Sport – Unter den Wolken
Text: Jensor | Ressort: Musik | 11. September 2008Die offensichtlichen Metaphern sind längst verheizt – natürlich wurde der bei diesem Plattennamen schier unvermeidliche Reinhard Mey auf breiter Front aktiviert. Und auch der gelbe Ballon, der bei der letzten Entäußerung zum Thema „Aufstieg und Fall der Gruppe Sport“ das Cover zierte, wurde bereits unter die dichte Wolkendecke beordert (immerhin ein nicht ganz so, gähn, offensichtlich nahe liegendes Bild). Nun denn, braucht’s ja auch alles gar nicht. Diese Band, diese Platte, diese Musik, diese Texte – all dies kann auch problemlos für sich alleine stehen. Die Gruppe Sport ist schon ein Phänomen. Auf der ganzen Linie. In allen ihren unterschiedlichen Facetten. Eine straighte Rockband ohne Posen und Breitbeinigkeit. Ein kompromissloses Retrokonzept voller brennender Aktualität. Ein konsequent abgrenzender Inhalt mit einnehmenden Konsensoptionen. Die Antimoderne auf modern gebürstet. So etwas macht eine Band einzigartig. Und Sport können mit ernster Wahrhaftigkeit für sich in Anspruch nehmen, einzigartig zu sein – erst recht mit den zehn Argumenten von „Unter den Wolken“ im Rücken.

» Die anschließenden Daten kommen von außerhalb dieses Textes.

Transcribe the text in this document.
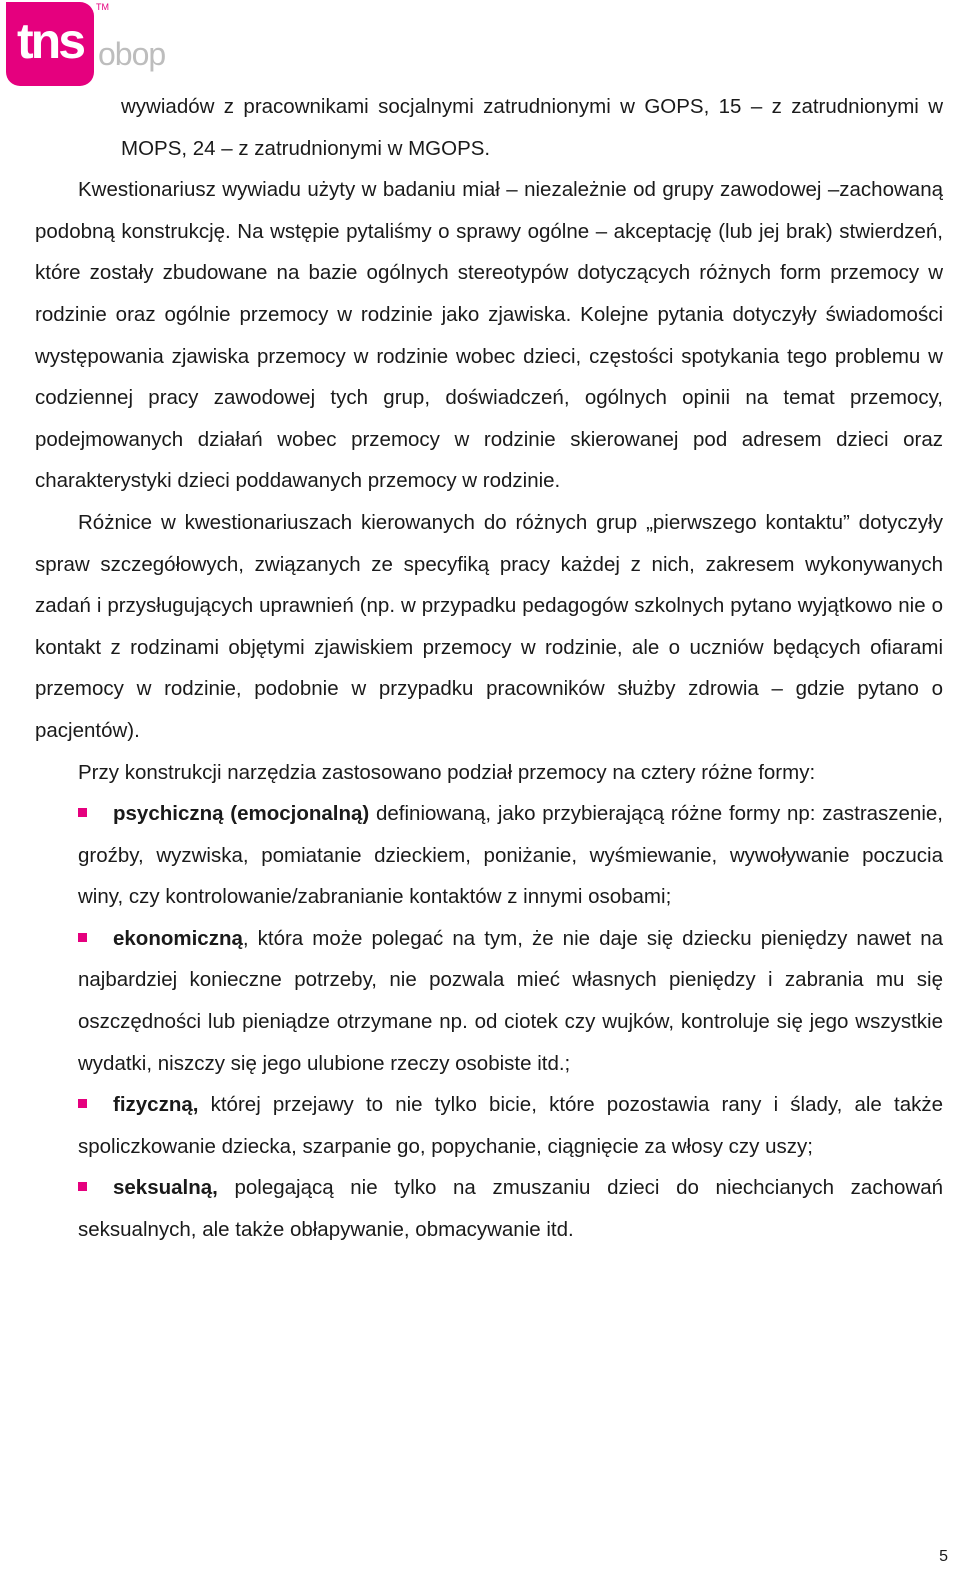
tns
TM
obop

wywiadów z pracownikami socjalnymi zatrudnionymi w GOPS, 15 – z zatrudnionymi w MOPS, 24 – z zatrudnionymi w MGOPS.

Kwestionariusz wywiadu użyty w badaniu miał – niezależnie od grupy zawodowej –zachowaną podobną konstrukcję. Na wstępie pytaliśmy o sprawy ogólne – akceptację (lub jej brak) stwierdzeń, które zostały zbudowane na bazie ogólnych stereotypów dotyczących różnych form przemocy w rodzinie oraz ogólnie przemocy w rodzinie jako zjawiska. Kolejne pytania dotyczyły świadomości występowania zjawiska przemocy w rodzinie wobec dzieci, częstości spotykania tego problemu w codziennej pracy zawodowej tych grup, doświadczeń, ogólnych opinii na temat przemocy, podejmowanych działań wobec przemocy w rodzinie skierowanej pod adresem dzieci oraz charakterystyki dzieci poddawanych przemocy w rodzinie.

Różnice w kwestionariuszach kierowanych do różnych grup „pierwszego kontaktu” dotyczyły spraw szczegółowych, związanych ze specyfiką pracy każdej z nich, zakresem wykonywanych zadań i przysługujących uprawnień (np. w przypadku pedagogów szkolnych pytano wyjątkowo nie o kontakt z rodzinami objętymi zjawiskiem przemocy w rodzinie, ale o uczniów będących ofiarami przemocy w rodzinie, podobnie w przypadku pracowników służby zdrowia – gdzie pytano o pacjentów).

Przy konstrukcji narzędzia zastosowano podział przemocy na cztery różne formy:

psychiczną (emocjonalną) definiowaną, jako przybierającą różne formy np: zastraszenie, groźby, wyzwiska, pomiatanie dzieckiem, poniżanie, wyśmiewanie, wywoływanie poczucia winy, czy kontrolowanie/zabranianie kontaktów z innymi osobami;
ekonomiczną, która może polegać na tym, że nie daje się dziecku pieniędzy nawet na najbardziej konieczne potrzeby, nie pozwala mieć własnych pieniędzy i zabrania mu się oszczędności lub pieniądze otrzymane np. od ciotek czy wujków, kontroluje się jego wszystkie wydatki, niszczy się jego ulubione rzeczy osobiste itd.;
fizyczną, której przejawy to nie tylko bicie, które pozostawia rany i ślady, ale także spoliczkowanie dziecka, szarpanie go, popychanie, ciągnięcie za włosy czy uszy;
seksualną, polegającą nie tylko na zmuszaniu dzieci do niechcianych zachowań seksualnych, ale także obłapywanie, obmacywanie itd.
5
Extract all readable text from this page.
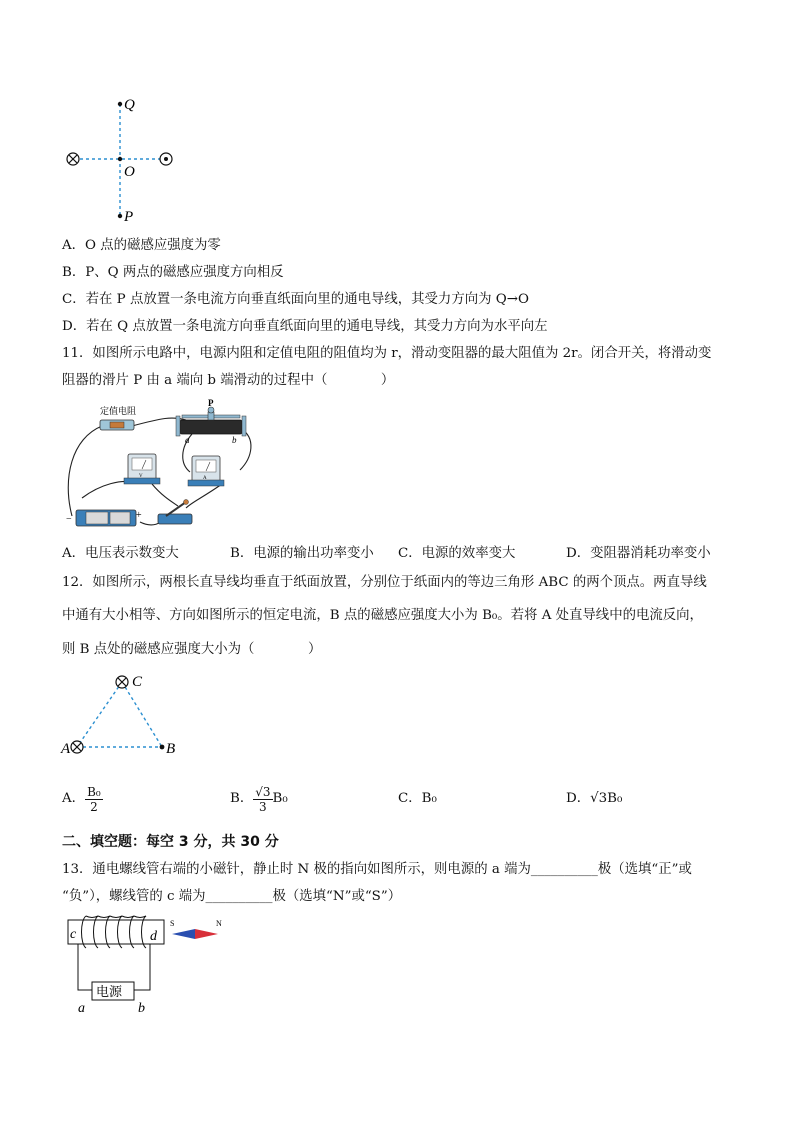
Q
O
P
A．O 点的磁感应强度为零
B．P、Q 两点的磁感应强度方向相反
C．若在 P 点放置一条电流方向垂直纸面向里的通电导线，其受力方向为 Q→O
D．若在 Q 点放置一条电流方向垂直纸面向里的通电导线，其受力方向为水平向左
11．如图所示电路中，电源内阻和定值电阻的阻值均为 r，滑动变阻器的最大阻值为 2r。闭合开关，将滑动变
阻器的滑片 P 由 a 端向 b 端滑动的过程中（　　　　）
定值电阻
P
a	b
V	A
−	+
A．电压表示数变大	B．电源的输出功率变小 C．电源的效率变大	D．变阻器消耗功率变小
12．如图所示，两根长直导线均垂直于纸面放置，分别位于纸面内的等边三角形 ABC 的两个顶点。两直导线
中通有大小相等、方向如图所示的恒定电流，B 点的磁感应强度大小为 B₀。若将 A 处直导线中的电流反向，
则 B 点处的磁感应强度大小为（　　　　）
C
A	B
A． $\frac{\text{B₀}}{2}$	B． $\frac{√3}{3} B_0$	C．B₀	D．√3B₀
二、填空题：每空 3 分，共 30 分
13．通电螺线管右端的小磁针，静止时 N 极的指向如图所示，则电源的 a 端为__________极（选填“正”或
“负”），螺线管的 c 端为__________极（选填“N”或“S”）
电源
c	d
a	b
S	N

Die neue Veröffentlichung ist um einiges konsequenter als der Vorgänger und auch dies schon wieder in alle verfügbaren Richtungen. Noch mehr Rock der höchsten Vollfettstufe. Noch mehr eindringliche Poesie der alltäglichen Ernüchterung. Aber auch noch mehr Vielschichtigkeit statt Monolithismus. Noch mehr Reminiszenzen der angenehm sympathischen Art. Noch mehr Uneindeutigkeiten – sowohl musikalisch als auch textlich. Der Opener „Gehirnerschütterung“ zitiert offensiv-offensichtlich Helmet und gibt damit ganz eindeutig den Link zum, ähem, „alternativen“ Rockverständnis der frühen 90-er vor. So die Baustellen zwischen Sub Pop, Touch & Go, Amphetamine Reptile, meinetwegen noch SST und Homestead oder wahlweise City Slang. „Wir sind für euch da“ inszeniert den „Indie-Rock-Hit-Overkill“ auf vortrefflichste Weise. Und ist dabei dennoch jener Song, der so wunderbar voller Paranoia steckt; eine wahrlich großartige Verbeugung vor dem klassischen Science Fiction-Thema der „hilfreichen“ Maschinen, die es nur gut meinen und uns Menschen dann – bewusst oder halt eben aus doofen Missverständnissen heraus – letztlich doch ans Leder wollen. „Der Schmerz“ schwelgt (in dieser Intensität durchaus überraschend) voller Innigkeit im Pathos und setzt dabei ergreifend ehrlich und so ganz und gar nicht pathetisch die Themen Verlust und Trauer in Szene. Musik und Text funktionieren oft, sehr oft als sich ergänzende und sich dabei sehr häufig auch reibende Gegenpole. So etwas schafft richtig Spannung.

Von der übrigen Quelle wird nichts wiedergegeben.